Femmes dans le BTP : briser les barrières de la pénibilité
Pouvez-vous nous partager votre parcours et votre expérience en tant que femme chef d'entreprise dans le secteur du bâtiment ?
Marie-Pierre Marie : Mon parcours est assez atypique. J'ai d'abord souhaité devenir couvreuse en 2007, mais à l'époque, le métier n'était pas encore ouvert aux femmes, nous n'avions même pas accès aux formations. J'ai alors décidé de travailler en tant que tapissière et séllière garnisseuse.
Quelques années plus tard, en 2013, l'opportunité s'est présentée lorsque mon conjoint a envisagé de reprendre l'entreprise familiale, spécialisée dans la couverture. On a donc décidé de nous associer en créant SARL Couverture et Tradition, notre propre entreprise, située dans la même ville que celle de mes beaux-parents, tout en préservant une partie de la clientèle. Par la suite, on a orienté l'activité selon nos propres préférences et objectifs.

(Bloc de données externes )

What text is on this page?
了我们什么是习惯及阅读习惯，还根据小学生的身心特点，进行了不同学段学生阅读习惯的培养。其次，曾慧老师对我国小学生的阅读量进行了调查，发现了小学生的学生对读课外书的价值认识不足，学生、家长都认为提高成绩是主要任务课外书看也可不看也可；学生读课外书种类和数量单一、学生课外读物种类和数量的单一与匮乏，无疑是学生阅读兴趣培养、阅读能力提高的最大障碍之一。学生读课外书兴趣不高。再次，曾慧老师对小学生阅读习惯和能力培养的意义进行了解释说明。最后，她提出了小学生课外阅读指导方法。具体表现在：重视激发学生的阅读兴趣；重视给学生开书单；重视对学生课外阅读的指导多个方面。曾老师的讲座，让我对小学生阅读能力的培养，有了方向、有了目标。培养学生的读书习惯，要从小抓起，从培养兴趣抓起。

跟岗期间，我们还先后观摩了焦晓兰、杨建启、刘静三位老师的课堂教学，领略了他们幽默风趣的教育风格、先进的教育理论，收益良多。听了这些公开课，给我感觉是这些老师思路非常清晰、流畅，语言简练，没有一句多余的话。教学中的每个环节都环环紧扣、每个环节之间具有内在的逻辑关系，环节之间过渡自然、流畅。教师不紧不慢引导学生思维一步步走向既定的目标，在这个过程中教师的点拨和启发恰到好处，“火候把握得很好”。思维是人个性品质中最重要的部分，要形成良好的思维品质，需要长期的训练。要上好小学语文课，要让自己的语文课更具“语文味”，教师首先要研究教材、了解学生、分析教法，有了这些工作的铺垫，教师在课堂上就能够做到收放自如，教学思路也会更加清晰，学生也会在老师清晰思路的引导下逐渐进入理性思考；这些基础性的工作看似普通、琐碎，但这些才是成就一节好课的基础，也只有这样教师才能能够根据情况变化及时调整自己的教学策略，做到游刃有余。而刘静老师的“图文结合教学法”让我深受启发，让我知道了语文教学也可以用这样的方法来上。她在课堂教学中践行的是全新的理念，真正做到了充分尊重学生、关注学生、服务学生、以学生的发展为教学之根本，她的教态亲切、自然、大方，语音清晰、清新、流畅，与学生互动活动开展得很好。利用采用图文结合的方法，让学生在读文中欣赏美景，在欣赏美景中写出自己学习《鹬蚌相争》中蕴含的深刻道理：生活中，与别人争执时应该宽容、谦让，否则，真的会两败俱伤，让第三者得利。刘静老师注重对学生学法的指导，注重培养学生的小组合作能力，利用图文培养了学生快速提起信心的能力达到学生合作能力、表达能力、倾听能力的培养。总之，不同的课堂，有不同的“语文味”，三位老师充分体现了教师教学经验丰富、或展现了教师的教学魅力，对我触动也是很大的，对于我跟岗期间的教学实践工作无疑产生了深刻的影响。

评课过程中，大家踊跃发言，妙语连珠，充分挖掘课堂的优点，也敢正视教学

Depuis la refonte de l'entreprise, je n'ai jamais suivi de formation, mais j'ai longuement été accompagnée par les Compagnons. J'ai dû créer mon propre chemin pour pouvoir exercer le métier de mes rêves.
Avez-vous remarqué des changements dans l'accès à la formation pour les femmes dans le secteur du bâtiment, depuis vos débuts en 2007 ?

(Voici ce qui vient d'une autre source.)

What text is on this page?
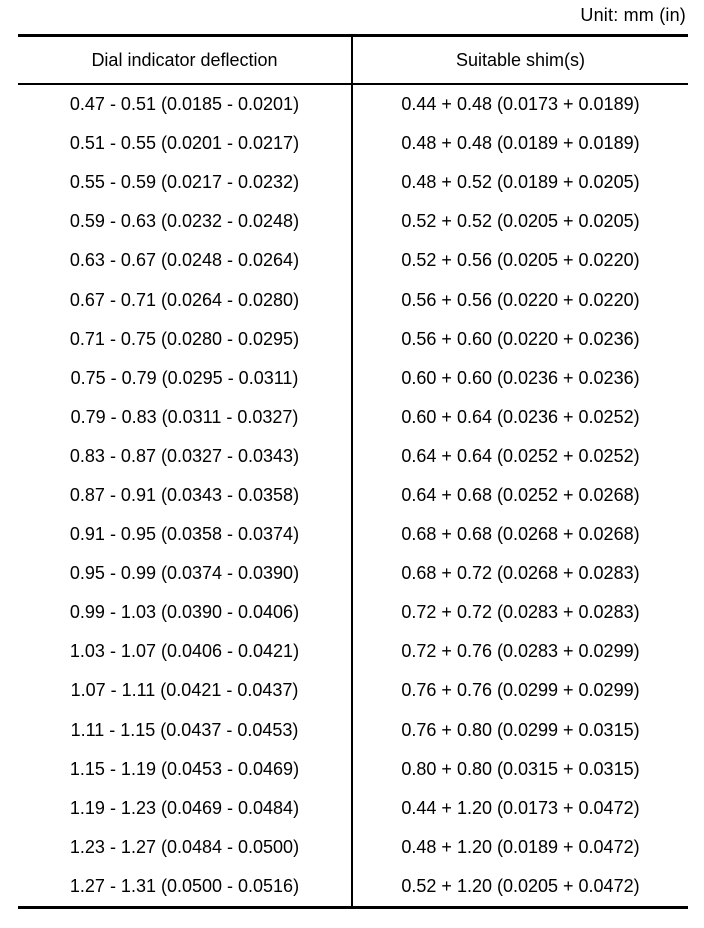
Unit: mm (in)
Dial indicator deflection	Suitable shim(s)
0.47 - 0.51 (0.0185 - 0.0201)	0.44 + 0.48 (0.0173 + 0.0189)
0.51 - 0.55 (0.0201 - 0.0217)	0.48 + 0.48 (0.0189 + 0.0189)
0.55 - 0.59 (0.0217 - 0.0232)	0.48 + 0.52 (0.0189 + 0.0205)
0.59 - 0.63 (0.0232 - 0.0248)	0.52 + 0.52 (0.0205 + 0.0205)
0.63 - 0.67 (0.0248 - 0.0264)	0.52 + 0.56 (0.0205 + 0.0220)
0.67 - 0.71 (0.0264 - 0.0280)	0.56 + 0.56 (0.0220 + 0.0220)
0.71 - 0.75 (0.0280 - 0.0295)	0.56 + 0.60 (0.0220 + 0.0236)
0.75 - 0.79 (0.0295 - 0.0311)	0.60 + 0.60 (0.0236 + 0.0236)
0.79 - 0.83 (0.0311 - 0.0327)	0.60 + 0.64 (0.0236 + 0.0252)
0.83 - 0.87 (0.0327 - 0.0343)	0.64 + 0.64 (0.0252 + 0.0252)
0.87 - 0.91 (0.0343 - 0.0358)	0.64 + 0.68 (0.0252 + 0.0268)
0.91 - 0.95 (0.0358 - 0.0374)	0.68 + 0.68 (0.0268 + 0.0268)
0.95 - 0.99 (0.0374 - 0.0390)	0.68 + 0.72 (0.0268 + 0.0283)
0.99 - 1.03 (0.0390 - 0.0406)	0.72 + 0.72 (0.0283 + 0.0283)
1.03 - 1.07 (0.0406 - 0.0421)	0.72 + 0.76 (0.0283 + 0.0299)
1.07 - 1.11 (0.0421 - 0.0437)	0.76 + 0.76 (0.0299 + 0.0299)
1.11 - 1.15 (0.0437 - 0.0453)	0.76 + 0.80 (0.0299 + 0.0315)
1.15 - 1.19 (0.0453 - 0.0469)	0.80 + 0.80 (0.0315 + 0.0315)
1.19 - 1.23 (0.0469 - 0.0484)	0.44 + 1.20 (0.0173 + 0.0472)
1.23 - 1.27 (0.0484 - 0.0500)	0.48 + 1.20 (0.0189 + 0.0472)
1.27 - 1.31 (0.0500 - 0.0516)	0.52 + 1.20 (0.0205 + 0.0472)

M.-P. Marie : Oui, il y a eu des avancées significatives.Les formations sont désormais beaucoup plus accessibles aux femmes, et des retours que j'en ai, il y eu un véritable changement d'attitude de la part des hommes lors des sessions de formation. Bien que les premières minutes puissent être encore marquées par la surprise d'une présence féminine, ces dernières sont rapidement reconnues et traitées comme des professionnelles.
Malgré des préjugés persistants, les entreprises du secteur de la construction commencent désormais à modifier leurs annonces de recrutement pour inclure des termes plus neutres et encourager la diversité.
Comment percevez-vous la prise en compte de la pénibilité sur les chantiers, notamment en ce qui concerne les femmes ?
M.-P. Marie : La prise en compte de la pénibilité a évolué de manière positive, non seulement pour les femmes, mais aussi pour l'ensemble des travailleurs du secteur. Des mesures telles que la réduction du poids des sacs de matériaux ont été bénéfiques pour tous. De mon côté, en tant que couvreuse, j'adapte certains outils sur les chantiers pour les rendre plus ergonomiques et confortables.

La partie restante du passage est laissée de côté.